Papá Hollywood (I): John Ford

    En Young Mr. Lincoln se nos presenta el supuesto primer caso de Abraham Lincoln como abogado. Dos jóvenes hermanos son acusados del asesinato de un hombre, muerto de un disparo en una pelea con aquellos. Su madre ha sido testigo del hecho, pero se niega a decir quién de los dos fue el asesino, sin duda porque eso sería como entregar a la muerte a uno de sus hijos. En cierto momento de la película, en la noche entre la primera sesión del juicio y la segunda, el juez le propone a Lincoln, una vez delatado uno de los jóvenes por un testigo (que luego averiguaremos es falso), que declare culpable a aquel, prometiéndole que a cambio será indulgente con el otro. Por tanto, se le propone hacer una elección. Él elige no elegir, esto es: elige la familia.

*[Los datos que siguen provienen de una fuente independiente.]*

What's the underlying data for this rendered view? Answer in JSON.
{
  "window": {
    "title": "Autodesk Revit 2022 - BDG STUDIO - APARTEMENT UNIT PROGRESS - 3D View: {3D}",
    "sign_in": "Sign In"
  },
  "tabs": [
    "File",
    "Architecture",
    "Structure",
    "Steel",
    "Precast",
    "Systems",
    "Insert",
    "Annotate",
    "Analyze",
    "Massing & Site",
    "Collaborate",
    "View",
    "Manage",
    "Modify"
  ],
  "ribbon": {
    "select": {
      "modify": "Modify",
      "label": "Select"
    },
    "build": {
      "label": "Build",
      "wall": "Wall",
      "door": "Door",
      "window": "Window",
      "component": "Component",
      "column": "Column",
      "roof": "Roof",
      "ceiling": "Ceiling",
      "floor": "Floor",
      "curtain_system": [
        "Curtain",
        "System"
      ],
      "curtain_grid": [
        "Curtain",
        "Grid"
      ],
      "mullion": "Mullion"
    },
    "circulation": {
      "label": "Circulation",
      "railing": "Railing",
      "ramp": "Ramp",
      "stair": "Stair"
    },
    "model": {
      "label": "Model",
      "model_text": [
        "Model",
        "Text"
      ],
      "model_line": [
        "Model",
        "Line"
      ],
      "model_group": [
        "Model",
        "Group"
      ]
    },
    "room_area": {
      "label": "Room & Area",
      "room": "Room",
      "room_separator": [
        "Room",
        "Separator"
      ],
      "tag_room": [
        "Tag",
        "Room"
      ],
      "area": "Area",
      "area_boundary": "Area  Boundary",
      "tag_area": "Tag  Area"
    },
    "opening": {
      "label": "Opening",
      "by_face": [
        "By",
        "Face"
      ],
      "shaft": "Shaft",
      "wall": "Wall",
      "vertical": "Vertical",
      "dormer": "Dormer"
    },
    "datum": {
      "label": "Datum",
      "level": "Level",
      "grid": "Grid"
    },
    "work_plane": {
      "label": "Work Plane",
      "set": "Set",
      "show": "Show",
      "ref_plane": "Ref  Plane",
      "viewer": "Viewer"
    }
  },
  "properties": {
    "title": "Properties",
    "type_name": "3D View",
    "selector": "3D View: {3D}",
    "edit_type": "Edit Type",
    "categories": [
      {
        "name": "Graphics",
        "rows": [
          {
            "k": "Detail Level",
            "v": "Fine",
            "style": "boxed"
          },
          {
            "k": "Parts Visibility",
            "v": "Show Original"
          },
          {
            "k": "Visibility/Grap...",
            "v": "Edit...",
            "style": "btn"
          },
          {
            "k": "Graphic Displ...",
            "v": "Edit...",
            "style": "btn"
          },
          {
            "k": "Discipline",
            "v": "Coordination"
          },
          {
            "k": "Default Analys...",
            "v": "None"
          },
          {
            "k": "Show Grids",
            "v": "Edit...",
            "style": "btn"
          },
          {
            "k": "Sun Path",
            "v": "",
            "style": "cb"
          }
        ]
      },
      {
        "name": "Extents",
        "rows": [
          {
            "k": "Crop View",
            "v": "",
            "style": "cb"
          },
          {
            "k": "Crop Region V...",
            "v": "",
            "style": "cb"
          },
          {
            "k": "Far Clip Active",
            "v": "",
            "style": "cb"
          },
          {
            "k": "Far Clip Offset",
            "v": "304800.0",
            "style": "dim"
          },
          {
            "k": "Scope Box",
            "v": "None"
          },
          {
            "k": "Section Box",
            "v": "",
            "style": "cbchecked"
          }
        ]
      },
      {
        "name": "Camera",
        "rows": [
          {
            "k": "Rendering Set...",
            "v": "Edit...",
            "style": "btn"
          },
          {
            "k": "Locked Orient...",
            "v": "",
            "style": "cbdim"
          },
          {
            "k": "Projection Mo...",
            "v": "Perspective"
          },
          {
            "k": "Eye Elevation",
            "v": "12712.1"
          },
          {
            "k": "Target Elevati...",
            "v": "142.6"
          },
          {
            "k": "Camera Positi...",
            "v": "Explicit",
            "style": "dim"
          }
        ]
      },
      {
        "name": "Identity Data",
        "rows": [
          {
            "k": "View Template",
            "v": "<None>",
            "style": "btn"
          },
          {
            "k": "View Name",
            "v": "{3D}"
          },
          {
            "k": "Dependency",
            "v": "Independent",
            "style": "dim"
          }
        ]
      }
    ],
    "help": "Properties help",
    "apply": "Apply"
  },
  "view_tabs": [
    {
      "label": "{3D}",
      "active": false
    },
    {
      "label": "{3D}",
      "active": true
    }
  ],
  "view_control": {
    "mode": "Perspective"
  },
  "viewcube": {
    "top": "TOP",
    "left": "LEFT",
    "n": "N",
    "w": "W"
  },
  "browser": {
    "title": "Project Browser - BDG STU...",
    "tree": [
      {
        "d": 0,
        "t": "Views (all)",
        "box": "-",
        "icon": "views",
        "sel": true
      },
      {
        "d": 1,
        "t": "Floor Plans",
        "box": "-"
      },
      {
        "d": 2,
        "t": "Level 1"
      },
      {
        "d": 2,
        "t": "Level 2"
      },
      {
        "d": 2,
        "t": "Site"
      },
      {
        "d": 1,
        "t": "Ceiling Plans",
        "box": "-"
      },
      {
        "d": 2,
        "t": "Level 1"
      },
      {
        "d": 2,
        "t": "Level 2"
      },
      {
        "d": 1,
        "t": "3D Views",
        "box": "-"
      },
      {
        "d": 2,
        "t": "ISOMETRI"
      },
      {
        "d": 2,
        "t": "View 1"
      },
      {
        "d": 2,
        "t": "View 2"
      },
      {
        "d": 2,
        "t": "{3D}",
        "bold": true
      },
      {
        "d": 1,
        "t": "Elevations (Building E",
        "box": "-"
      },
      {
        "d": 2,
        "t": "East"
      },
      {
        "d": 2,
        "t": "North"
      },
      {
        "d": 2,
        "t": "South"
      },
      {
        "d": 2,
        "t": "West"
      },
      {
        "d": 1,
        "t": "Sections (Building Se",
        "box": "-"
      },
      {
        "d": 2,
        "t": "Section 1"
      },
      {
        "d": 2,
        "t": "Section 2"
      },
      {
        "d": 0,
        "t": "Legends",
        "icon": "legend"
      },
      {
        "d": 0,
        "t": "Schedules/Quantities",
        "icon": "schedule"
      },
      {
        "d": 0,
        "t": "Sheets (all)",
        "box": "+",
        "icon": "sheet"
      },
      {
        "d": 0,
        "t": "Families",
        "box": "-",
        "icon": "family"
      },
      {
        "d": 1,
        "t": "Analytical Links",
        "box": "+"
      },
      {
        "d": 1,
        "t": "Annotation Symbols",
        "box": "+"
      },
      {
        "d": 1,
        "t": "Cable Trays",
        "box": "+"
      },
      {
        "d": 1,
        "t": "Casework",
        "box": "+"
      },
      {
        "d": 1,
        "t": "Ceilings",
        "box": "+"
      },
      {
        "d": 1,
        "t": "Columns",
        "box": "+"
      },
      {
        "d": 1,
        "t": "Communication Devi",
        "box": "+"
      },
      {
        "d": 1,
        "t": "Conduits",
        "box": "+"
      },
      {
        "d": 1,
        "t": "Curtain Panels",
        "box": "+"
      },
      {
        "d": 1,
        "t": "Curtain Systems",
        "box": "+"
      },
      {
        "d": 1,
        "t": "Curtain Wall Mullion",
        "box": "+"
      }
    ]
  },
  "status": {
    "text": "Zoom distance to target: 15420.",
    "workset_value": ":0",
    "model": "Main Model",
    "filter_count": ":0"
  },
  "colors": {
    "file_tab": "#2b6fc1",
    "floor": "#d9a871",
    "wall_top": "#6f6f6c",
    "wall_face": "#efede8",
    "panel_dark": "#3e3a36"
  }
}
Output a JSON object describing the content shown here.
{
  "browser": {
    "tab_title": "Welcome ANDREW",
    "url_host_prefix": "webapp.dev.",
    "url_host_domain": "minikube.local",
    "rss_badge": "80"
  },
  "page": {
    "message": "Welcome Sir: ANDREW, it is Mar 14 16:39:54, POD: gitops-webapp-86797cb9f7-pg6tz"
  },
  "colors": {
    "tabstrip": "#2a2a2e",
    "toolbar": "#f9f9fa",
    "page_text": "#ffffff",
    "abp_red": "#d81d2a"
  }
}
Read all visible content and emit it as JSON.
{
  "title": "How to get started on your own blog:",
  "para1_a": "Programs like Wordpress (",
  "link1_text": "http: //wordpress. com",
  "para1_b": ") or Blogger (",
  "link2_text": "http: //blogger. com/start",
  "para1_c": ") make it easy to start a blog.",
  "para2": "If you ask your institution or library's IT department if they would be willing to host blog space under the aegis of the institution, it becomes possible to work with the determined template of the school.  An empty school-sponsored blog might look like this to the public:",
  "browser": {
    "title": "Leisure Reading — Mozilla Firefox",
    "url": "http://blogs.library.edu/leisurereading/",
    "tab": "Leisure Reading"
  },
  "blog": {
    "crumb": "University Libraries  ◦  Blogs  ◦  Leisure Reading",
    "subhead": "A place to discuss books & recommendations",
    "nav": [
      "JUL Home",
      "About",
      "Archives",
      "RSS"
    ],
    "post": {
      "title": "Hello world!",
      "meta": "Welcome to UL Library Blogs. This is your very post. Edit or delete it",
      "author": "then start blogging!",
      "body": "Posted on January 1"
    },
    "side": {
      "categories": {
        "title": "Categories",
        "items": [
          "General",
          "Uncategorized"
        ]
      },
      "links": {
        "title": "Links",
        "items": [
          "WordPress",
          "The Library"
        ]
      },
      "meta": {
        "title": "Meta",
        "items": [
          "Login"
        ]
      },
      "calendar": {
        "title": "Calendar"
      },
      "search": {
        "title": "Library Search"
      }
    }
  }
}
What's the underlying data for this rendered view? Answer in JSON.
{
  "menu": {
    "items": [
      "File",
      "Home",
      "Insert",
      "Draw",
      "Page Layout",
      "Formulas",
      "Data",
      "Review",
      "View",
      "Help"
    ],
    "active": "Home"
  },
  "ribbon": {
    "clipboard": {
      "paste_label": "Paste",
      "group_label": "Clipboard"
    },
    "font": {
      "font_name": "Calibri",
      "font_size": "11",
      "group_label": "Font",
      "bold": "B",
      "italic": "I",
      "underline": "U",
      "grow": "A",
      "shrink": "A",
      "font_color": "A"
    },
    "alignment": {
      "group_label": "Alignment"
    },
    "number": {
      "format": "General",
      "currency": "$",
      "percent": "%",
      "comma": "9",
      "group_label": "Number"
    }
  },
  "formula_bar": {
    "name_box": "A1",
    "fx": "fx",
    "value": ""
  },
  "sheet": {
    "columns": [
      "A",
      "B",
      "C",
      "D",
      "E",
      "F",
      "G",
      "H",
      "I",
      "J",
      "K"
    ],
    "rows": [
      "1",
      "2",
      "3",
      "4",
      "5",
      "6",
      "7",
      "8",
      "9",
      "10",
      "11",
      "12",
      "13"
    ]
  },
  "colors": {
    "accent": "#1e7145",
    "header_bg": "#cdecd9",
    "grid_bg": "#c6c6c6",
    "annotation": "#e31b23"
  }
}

    Obviamente, lo que Ford y su guionista tenían en mente no era otra cosa que la guerra de Secesión que tendría lugar años más tarde, en la década de los sesenta, bajo la presidencia de Lincoln. En el film que sobre el presidente más legendario de los EE.UU. realizara D. W. Griffith nueve años antes del de Ford, Lincoln, para justificar su marcha a la guerra, no dice otra cosa que “debemos salvar la Unión”. No da más explicaciones. En 1939 Ford, como siempre, siendo más silencioso será más elocuente, y la unión del estado se verá figurada como la de una familia, ese lugar donde no rige la pragmática de condenar a uno para salvar a otro porque se debe amor a ambos: una madre no puede decidir entre sus dos hijos. Para Lincoln, aún no siendo padre de ellos- pero sí sintiéndose muy cercano, como les explica en esa visita de donde saldrá con el almanaque que casualmente le permitirá resolver el caso-, sucede lo mismo, se niega a sacrificar a uno y apuesta empecinadamente por los dos, arriesgándose con ello a la catastrófica ejecución de ambos. Ford utiliza la familia como metáfora del estado, de la posterior negativa a una división que acarreaba el riesgo de una destrucción completa, como se puede ver en el film de Griffith: salvar la unión. No se podía sacrificar uno de los términos de la unión, el único modo en que podía admitirse la destrucción de esta, era peleando por ella: por la unión, no por los estados. La familia puede verse destruida, pero su unidad, el amor y protección mutua entre sus miembros, no habría sido traicionada. EE.UU., la familia, solo pueden seguir adelante con la cabeza alta, si no traicionan aquello que las constituye como tal, que no es sus miembros sino aquellos ideales que estructuran la relación entre ellos. 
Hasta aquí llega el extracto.